Former Massachusetts Governor Deval Patrick said he was put off by Julian Castro'sduring Thursday night's debate, saying he "groaned" while watching the events unfold. During a particularly tense exchange between the candidates on health care, Castro accused Biden of contradicting himself and asked whether the former vice president's memory was failing him.
"It was unnecessary," Patrick told "CBS This Morning" on Friday. "There are differences in how the candidates view their policy choices and their policy proposals and that is all fare game, but it doesn't have to be trivialized." Castro since defended his comment, saying he wasn't criticizing Biden's memory or age but rather his health care plan.
Patrick, who now serves as a political contributor for CBS News, said that candidates should be able to voice their differences "the way we do in regular conversation with people we respect."
"What we have to do is project a politics that says we don't have to agree on everything before we work together on anything," he said.
That sense of divisiveness is exactly what led Patrick to bow out of joining the packed 2020 presidential field after being encouraged by several former Obama administration members to run.
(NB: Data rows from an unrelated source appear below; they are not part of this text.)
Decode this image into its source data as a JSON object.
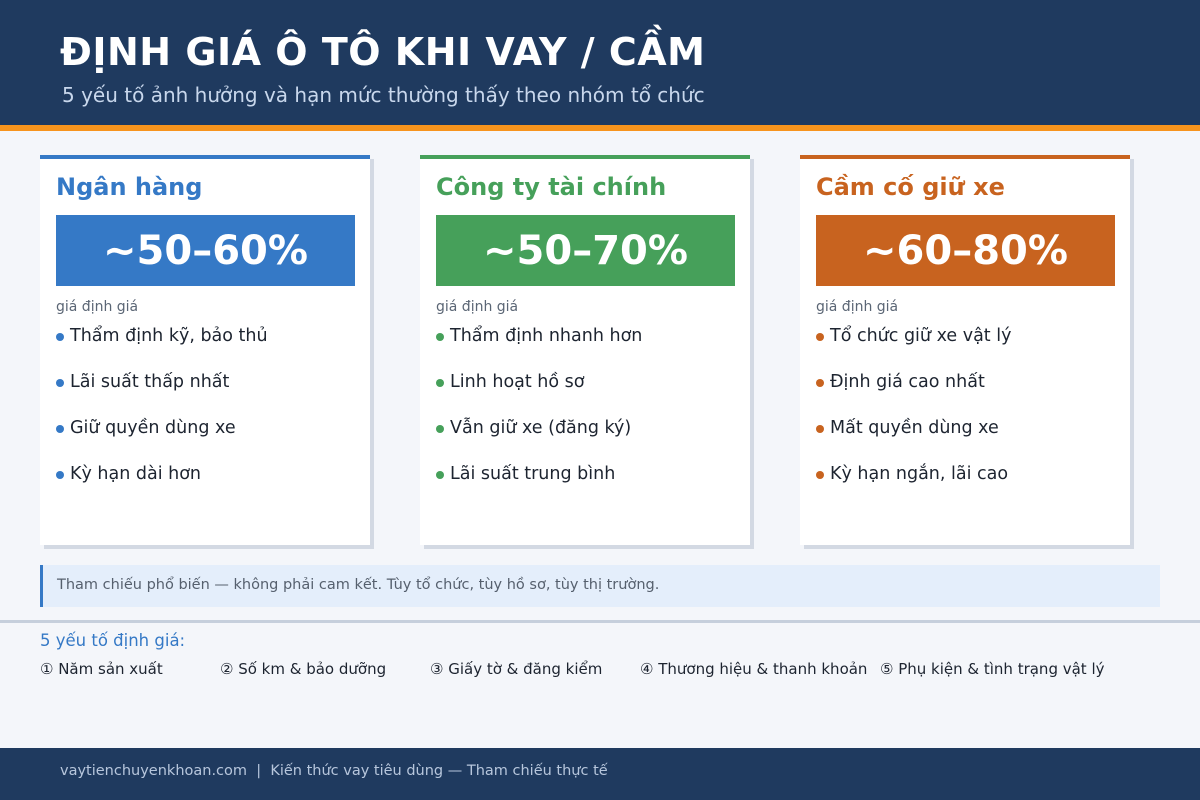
{
  "header": {
    "title": "ĐỊNH GIÁ Ô TÔ KHI VAY / CẦM",
    "subtitle": "5 yếu tố ảnh hưởng và hạn mức thường thấy theo nhóm tổ chức"
  },
  "cards": [
    {
      "title": "Ngân hàng",
      "range": "~50–60%",
      "caption": "giá định giá",
      "items": [
        "Thẩm định kỹ, bảo thủ",
        "Lãi suất thấp nhất",
        "Giữ quyền dùng xe",
        "Kỳ hạn dài hơn"
      ]
    },
    {
      "title": "Công ty tài chính",
      "range": "~50–70%",
      "caption": "giá định giá",
      "items": [
        "Thẩm định nhanh hơn",
        "Linh hoạt hồ sơ",
        "Vẫn giữ xe (đăng ký)",
        "Lãi suất trung bình"
      ]
    },
    {
      "title": "Cầm cố giữ xe",
      "range": "~60–80%",
      "caption": "giá định giá",
      "items": [
        "Tổ chức giữ xe vật lý",
        "Định giá cao nhất",
        "Mất quyền dùng xe",
        "Kỳ hạn ngắn, lãi cao"
      ]
    }
  ],
  "note": "Tham chiếu phổ biến — không phải cam kết. Tùy tổ chức, tùy hồ sơ, tùy thị trường.",
  "factors": {
    "heading": "5 yếu tố định giá:",
    "items": [
      "① Năm sản xuất",
      "② Số km & bảo dưỡng",
      "③ Giấy tờ & đăng kiểm",
      "④ Thương hiệu & thanh khoản",
      "⑤ Phụ kiện & tình trạng vật lý"
    ]
  },
  "footer": "vaytienchuyenkhoan.com  |  Kiến thức vay tiêu dùng — Tham chiếu thực tế"
}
Patrick last year cited the potential of the "cruelty of our elections process" impacting himself and those around him as grounds for stepping aside.
The Democrat said in his eyes, all candidates "had their moments." He said that Biden starting out the evening "really strong" but that the former VP tends to "take umbrage" when pressed on policy and challenged by his opponents.
"He has such a long record it's obvious where he stands on a given policy issue and I think there's some sort of practice he has to get back into of just relaxing when he's challenged because that's part of it," Patrick said.
As the candidates move onto work to get onto the fourth debate stage in October, Patrick says the Democratic 2020 hopefuls should not exclusively focus on President Trump.
"[It] can't be the sole reason and objective of the Democratic party to unseat him," Patrick implored. "We have to start talking about what comes after a successful democratic campaign. What is our vision for how we serve not just the people who voted for Democrats but for everybody."